My twin brother and I have been lamenting the fact that we both need to get second jobs, and are putting in lacklaster efforts to find them -- not because we are lazy, or indifferent to the urgency, but (and let me clarify that I'm speaking more for me and merely speculating for him) because we simply wish we didn't need to. Our own jobs are mentally and physically draining enough. We're both trying to find things that allow us to make enough to do very little -- 10 hours, tops (for me, anyway). Very, very hard.
I'm not going to use this as a forum to voice once again the injustice of a college instructor not able to afford a landline or even basic cable, but to voice something more central to my own struggle: I'd rather be making my money as a full-time writer. I'd like to think that that is my second job. Hell, that it's my first job, and that teaching is the fallback.

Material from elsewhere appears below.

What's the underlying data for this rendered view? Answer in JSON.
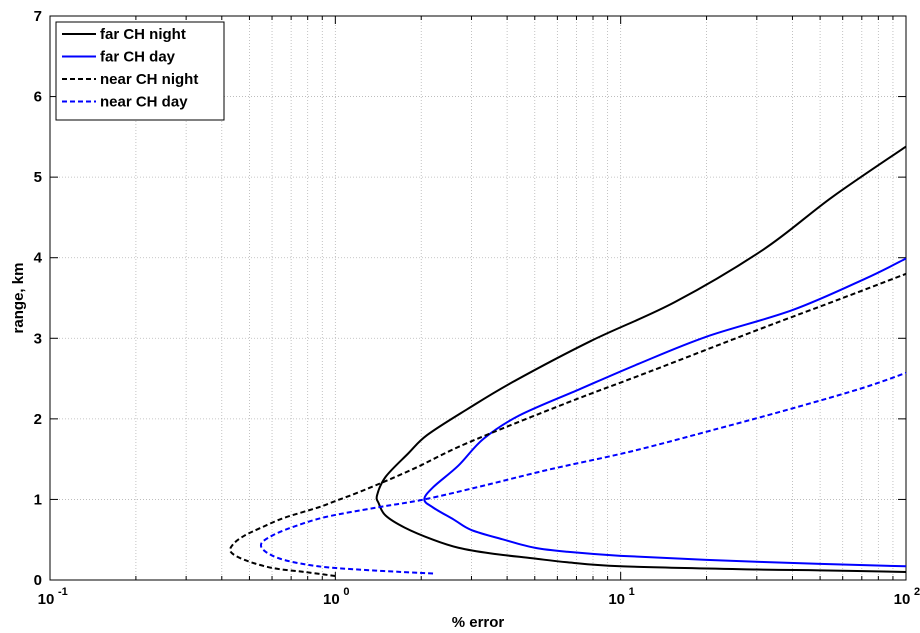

But I can't, 'cause it's not paying me anything.
And that fills me w/ emptiness and frustration.
I was supposed to submit a short story to a writers journal contest that was due July 30. I suppose if I overnight the thing I can still make it, but the truth is that I don't think the story is up to par, even w/ all the hacking and revising I did to it. It's not first place material, and why should I submit anything less than my best work just for the sake of submitting? I am struggling to find my place in this writers' community-- I don't seem to belong to the short-story-submit-your-stuff-to-magazines-and-journals (mainly because I don't write short stories); I'm not a journalist; I like blogging but haven't found a forum where I can combine it w/ another expertise and do it for money yet.
So how do I change this? What's behind it?
I think I'm afraid of what I don't know.
I don't know these avenues, and don't want to know them. They are unfamiliar to me, and unfamiliar has always been discomforting. That is what holds me back.
And that's not to say that I won't ever leave my front door (heck, I've relocated to different states twice now-- on my own!). When I want something, when I really want something, I go after it. It's the one description about me I hear from family and friends: "You're a go-getter, Leese." And they're not wrong. But there's a condition. When I want it, there's a knowing that comes w/ the desire, and that knowing is what allows me to venture into unchartered territory so that even the unfamiliar is no longer an obstacle. It's like being given the map ahead of time rather than feel your way through. Wayne Dyer and others would call this intention.
I wonder, what is my intention when it comes to being a published, paid writer? What keeps me from knowing? Is it all the negative talk that comes from the outside, from agents and family members and other writers who constantly talk about how tough this business is and how you have to be really, really good to make it? Is it that I'm lacking perserverence or discipline? Is it that I'm lacking confidence, that not-good-enough demon whispering in my ear? Or is it D, all of the above?
What do I want -- not just for my writing career, but for my life?
Because I sure as hell know I really don't want a second job -- not the time-card, clock-punching, fill out another W-2 form kind of job, anyway. Not the kind that you dread, that feels like your soul is whithering away minute by minute, and that your precious life is being wasted. I at least know enough to know that that doesn't have to be the case. But I also know that I've got to make up my mind one way or another, because rent's goin' up, gas prices ain't comin' down, student loans are ever-present, and I'm going to have to do something to keep from getting into trouble.